Growth in the West during the 20th century was previously unprecedented, but it has now been surpassed.

Shanghai's rise in per capita income from $920 to $13,000 in just 22 years represents an increase of more than 14X. Double our rate of growth in one-fifth the time. Essentially a child born in 1990 could make more in a month than his parents could at the same age in a year.

There are so many things that various folks could conclude from these facts. For me, it's an affirmation of at least two things: a move towards what we rather imprecisely call capitalism can be a boon to an economy that has previously rejected markets and, central planning and policy can - within the framework of a market economy - make a positive difference.
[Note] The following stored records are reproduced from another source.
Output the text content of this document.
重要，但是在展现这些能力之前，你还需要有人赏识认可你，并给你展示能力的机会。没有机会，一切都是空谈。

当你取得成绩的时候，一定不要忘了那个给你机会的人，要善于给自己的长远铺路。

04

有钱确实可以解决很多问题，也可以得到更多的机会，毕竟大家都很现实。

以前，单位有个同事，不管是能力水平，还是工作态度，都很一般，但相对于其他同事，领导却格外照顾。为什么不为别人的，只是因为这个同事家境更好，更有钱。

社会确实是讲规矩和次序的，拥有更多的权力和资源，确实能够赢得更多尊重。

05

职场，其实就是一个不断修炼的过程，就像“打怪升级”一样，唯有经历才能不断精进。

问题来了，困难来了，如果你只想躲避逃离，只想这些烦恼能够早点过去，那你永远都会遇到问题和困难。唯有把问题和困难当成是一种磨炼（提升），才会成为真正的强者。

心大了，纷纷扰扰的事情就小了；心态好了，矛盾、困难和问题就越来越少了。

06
As companies, products, and economies became more complex, Adam Smith's invisible hand of the market was gradually supplemented by Alfred Chandler's visible hand of management. From Singapore to China, various Asian economies have seemed to understand this better than the West, where modern management first emerged. Planning has a role.
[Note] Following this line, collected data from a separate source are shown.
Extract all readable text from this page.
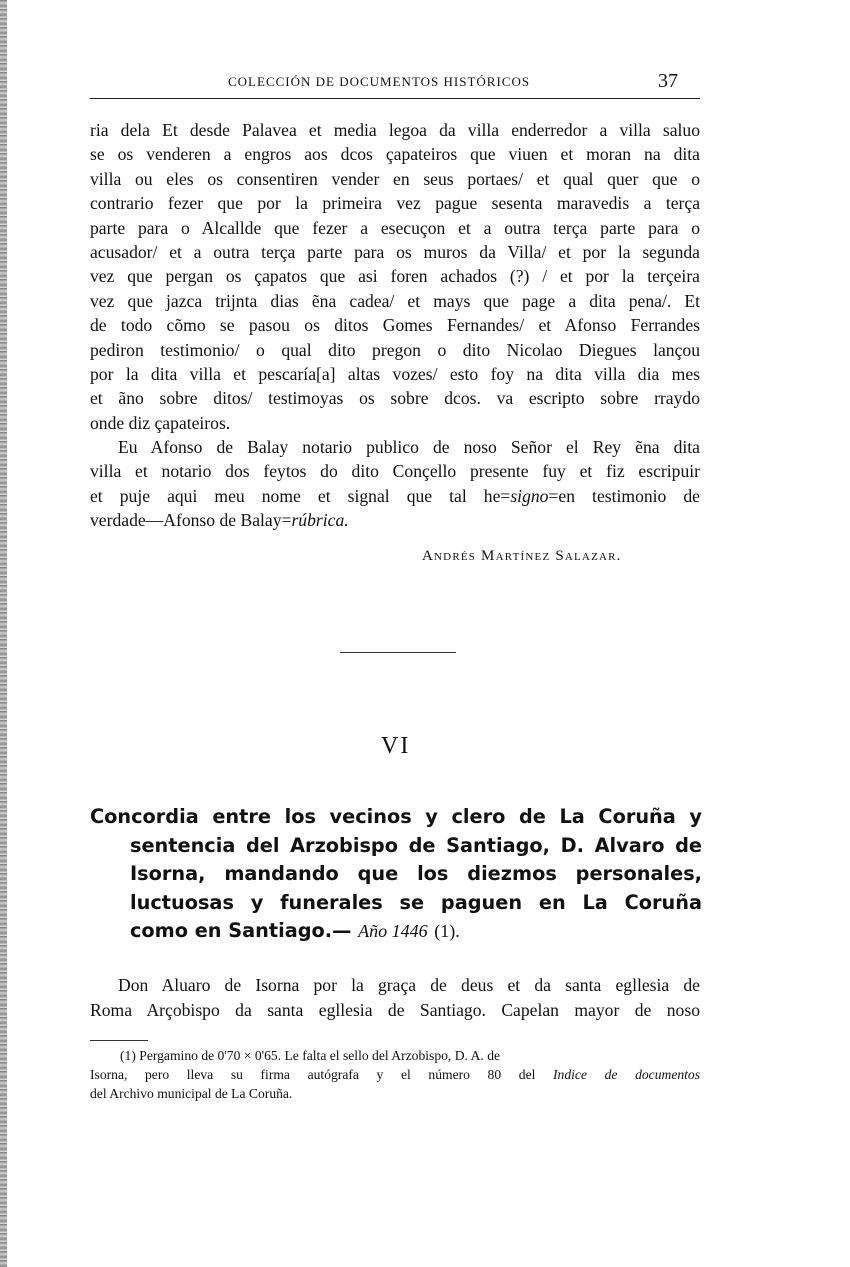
COLECCIÓN DE DOCUMENTOS HISTÓRICOS	37
ria dela Et desde Palavea et media legoa da villa enderredor a villa saluo
se os venderen a engros aos dcos çapateiros que viuen et moran na dita
villa ou eles os consentiren vender en seus portaes/ et qual quer que o
contrario fezer que por la primeira vez pague sesenta maravedis a terça
parte para o Alcallde que fezer a esecuçon et a outra terça parte para o
acusador/ et a outra terça parte para os muros da Villa/ et por la segunda
vez que pergan os çapatos que asi foren achados (?) / et por la terçeira
vez que jazca trijnta dias ẽna cadea/ et mays que page a dita pena/. Et
de todo cõmo se pasou os ditos Gomes Fernandes/ et Afonso Ferrandes
pediron testimonio/ o qual dito pregon o dito Nicolao Diegues lançou
por la dita villa et pescaría[a] altas vozes/ esto foy na dita villa dia mes
et ãno sobre ditos/ testimoyas os sobre dcos. va escripto sobre rraydo
onde diz çapateiros.
Eu Afonso de Balay notario publico de noso Señor el Rey ẽna dita
villa et notario dos feytos do dito Conçello presente fuy et fiz escripuir
et puje aqui meu nome et signal que tal he=signo=en testimonio de
verdade—Afonso de Balay=rúbrica.
Andrés Martínez Salazar.
VI
Concordia entre los vecinos y clero de La Coruña y
sentencia del Arzobispo de Santiago, D. Alvaro de
Isorna, mandando que los diezmos personales,
luctuosas y funerales se paguen en La Coruña
como en Santiago.— Año 1446 (1).
Don Aluaro de Isorna por la graça de deus et da santa egllesia de
Roma Arçobispo da santa egllesia de Santiago. Capelan mayor de noso
(1) Pergamino de 0'70 × 0'65. Le falta el sello del Arzobispo, D. A. de
Isorna, pero lleva su firma autógrafa y el número 80 del Indice de documentos
del Archivo municipal de La Coruña.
In my opinion, national economies could use more visible hand and corporations could use more invisible hand. Management -the kind that every corporation uses - is a wonderful positive, coordinating the efforts of groups who could not - on their own - succeed at projects that require the inputs of so many different groups and functions. Additionally, self-organizing complexity as we see in a market economy also creates predictably unpredictable outcomes, innovation, and wealth creation.

Dee Hock - the only CEO in history to create an organization (VISA) that exceeded $1 trillion in annual transactions - argues that we've entered a chaordic age in which all good things happen at the boundary of chaos and order. Go for the order of management - of Chandler's visible hand - only and you get something like China in the mid-twentieth century: stagnant, repressive, and oppressive. But go for free-market only - a rules free zone of pure capitalism - and you get robber barons, gross income inequality, and a litany of oppressive by neglect sort of stories. It seems to be at the boundary of markets and planning - in Hock's chaordic region - that phenomenal things happen.
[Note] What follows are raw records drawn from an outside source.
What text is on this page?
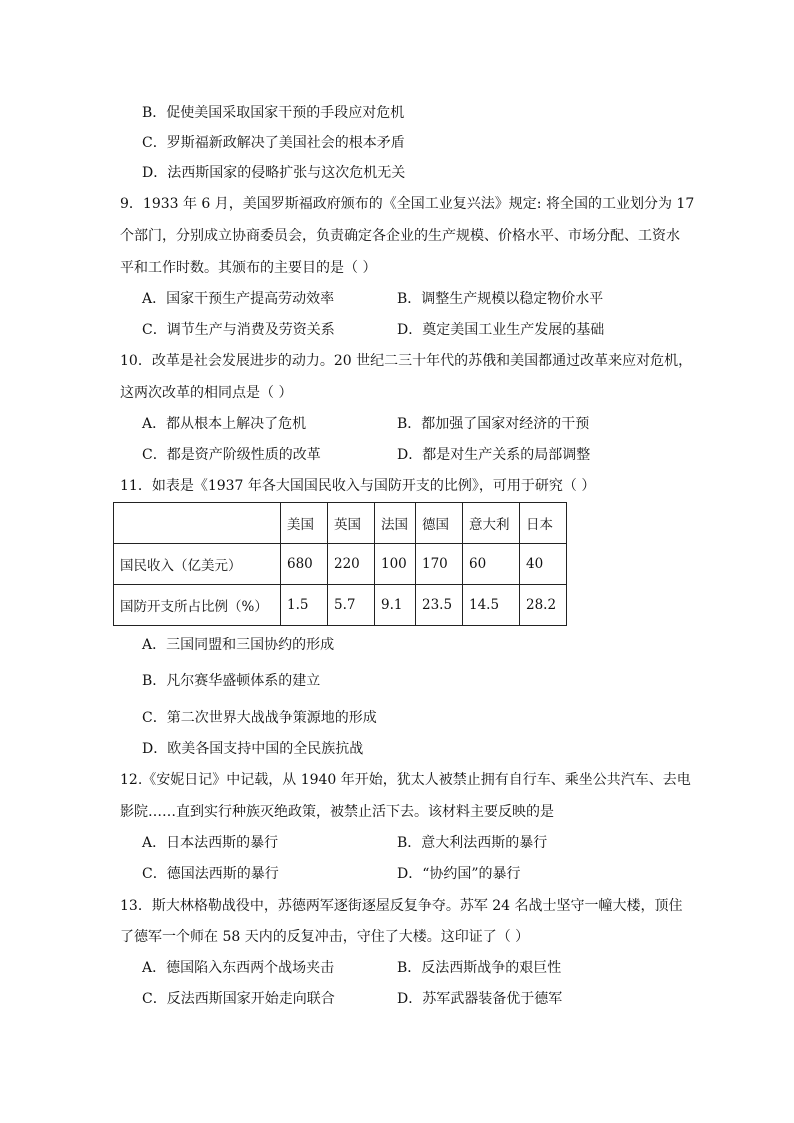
B．促使美国采取国家干预的手段应对危机
C．罗斯福新政解决了美国社会的根本矛盾
D．法西斯国家的侵略扩张与这次危机无关
9．1933 年 6 月，美国罗斯福政府颁布的《全国工业复兴法》规定: 将全国的工业划分为 17
个部门，分别成立协商委员会，负责确定各企业的生产规模、价格水平、市场分配、工资水
平和工作时数。其颁布的主要目的是（ ）
A．国家干预生产提高劳动效率	B．调整生产规模以稳定物价水平
C．调节生产与消费及劳资关系	D．奠定美国工业生产发展的基础
10．改革是社会发展进步的动力。20 世纪二三十年代的苏俄和美国都通过改革来应对危机，
这两次改革的相同点是（ ）
A．都从根本上解决了危机	B．都加强了国家对经济的干预
C．都是资产阶级性质的改革	D．都是对生产关系的局部调整
11．如表是《1937 年各大国国民收入与国防开支的比例》，可用于研究（ ）
	美国	英国	法国	德国	意大利	日本
国民收入（亿美元）	680	220	100	170	60	40
国防开支所占比例（%）	1.5	5.7	9.1	23.5	14.5	28.2
A．三国同盟和三国协约的形成
B．凡尔赛华盛顿体系的建立
C．第二次世界大战战争策源地的形成
D．欧美各国支持中国的全民族抗战
12.《安妮日记》中记载，从 1940 年开始，犹太人被禁止拥有自行车、乘坐公共汽车、去电
影院……直到实行种族灭绝政策，被禁止活下去。该材料主要反映的是
A．日本法西斯的暴行	B．意大利法西斯的暴行
C．德国法西斯的暴行	D．“协约国”的暴行
13．斯大林格勒战役中，苏德两军逐街逐屋反复争夺。苏军 24 名战士坚守一幢大楼，顶住
了德军一个师在 58 天内的反复冲击，守住了大楼。这印证了（ ）
A．德国陷入东西两个战场夹击	B．反法西斯战争的艰巨性
C．反法西斯国家开始走向联合	D．苏军武器装备优于德军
And maybe the real story is one of autonomy supportive policies. Edward Deci wrote Why We Do What We Do in the late 1990s - about the time Shanghai was taking off. Aimed at managers, parents, and teachers, his framework could be valuable for policy makers as well. He argued that there are three models (of parenting, management, and teaching): controlling, abandonment, and autonomy-supportive. Controlling parents do little to create self-sufficiency in their children, dictating actions rather than provoking thought. Abandonment just lets people work through their own learning, find their own way. Finally, autonomy supportive works with the individual to coach them toward the place where they can make their own choices, choices for which they've been prepared by teaching, practice, and sufficient resources. The locus of control is with the student or employee or child, but only after they've been properly prepared to make choices. It is not about dictating what the authority figure wants but instead about enabling someone else to make their own choices with some authority.

Deci's model of autonomy-support could be made to work, it seems to me, not just by managers within corporations but by policy makers within local, state, or federal governments. Asia learned from the West, adopting so much of our market innovations. Given their success, perhaps it's time we learned from them as well. For us, that learning would take the form of two prongs. Our corporations could - like China in the late-twentieth century - open up to allow individuals within them to pursue their own goals, giving up on the controlling model. And our governments could do more to create support for individuals, not just through education but even through planning efforts, trying to create something chaordic.

1 comment:

Hamilton Bard said...

As the world's economy has grown, competition between nations as speeded up. American corporations are making profits, but job growth has not kept pace. That is because companies invest their profits, not in domestic expansion and hiring, but in expanding operations in other countries, even while laying off American workers.

What is needed, and what I advocate in my blog and book, is a new income tax rate structure for coproations that will levy different tax rates on corporations depending on whether or not they are hiring American workers. Those companies that are investing their profits in hiring in this country would pay a lower rate and companies investing their profits in other countries whould pay a higher rate.

Not only would this provide an incentive to invest here in the United States, but it will enable growing American companies to grow faster, producing jobs at a faster rate.